The anonymous monk of the eighth century who copied the inscriptions preserved at Einsiedeln left the clue which finally solved the temple's identity. Much more of the temple was evidently standing then, for the inscription stated clearly that the building had been dedicated to Vespasian and restored by the emperors Severus and Caracalla. Today all that remains is part of the last word, 'restored'--(R) ESTITVER.

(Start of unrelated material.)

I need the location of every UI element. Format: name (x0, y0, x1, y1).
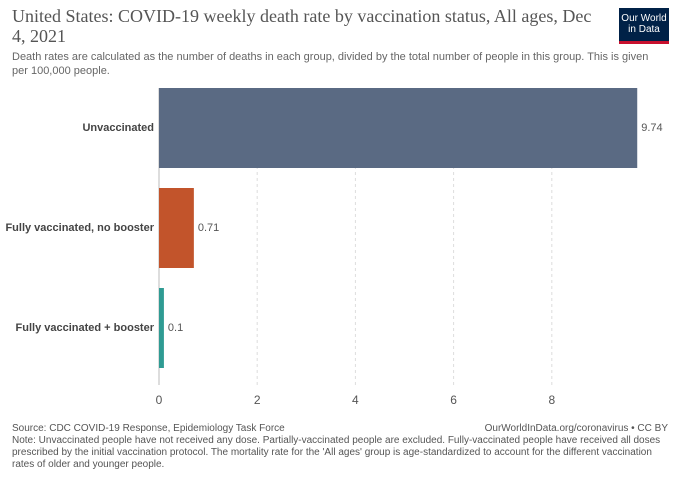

Between Vespasian's temple and the Arch of Severus rises the Column of Phocas which has stood erect ever since it was set up in A.D. 608, the last monument erected in the Forum in what might still be considered ancient times. Its identity was completely lost until the excavations of the early nineteenth century uncovered its base with a dedication to '. . . our lord, Phocas, the eternal emperor'. It was a sign of the fallen fortunes of Rome that the citizens set up no new column to honour this upstart Byzantine Emperor of the East, but one carved long before and put to a new use. By one of the world's pleasant ironies this column is best known throughout the English-speaking world through two lines of poetry far from accurate. Its base had been uncovered and the inscription read in 1813; Charlotte Eaton referred to its identity in 1817 as common knowledge among visitors. But Byron, who was in Rome the same year as Mrs. Eaton, was not noted for close attention to specific facts; even when he knew them, he often preferred the suggestion of mystery. The sober facts are cold beside his apostrophe:
'Tully was not so eloquent as thou,
Thou nameless column with the buried base!'
The third group of columns is midway between the Capitol and the Arch of Titus. These three parallel fluted shafts of the Temple of Castor which appear in the foreground of Marten van Heemskerck's drawing, in that of Claude Lorrain, and in Canaletto's painting, are perhaps the most outstanding of the three groups. They rise in comparative isolation near the end of the old Republican Forum, and the richness of their Corinthian capitals and carved entablature has made them, like the three of Vespasian's temple, a favourite subject for artists. These columns do not belong to the first temple there, or even to the one Cicero called 'that famous and glorious memorial of the past . . . which stands where the nation may see it daily'.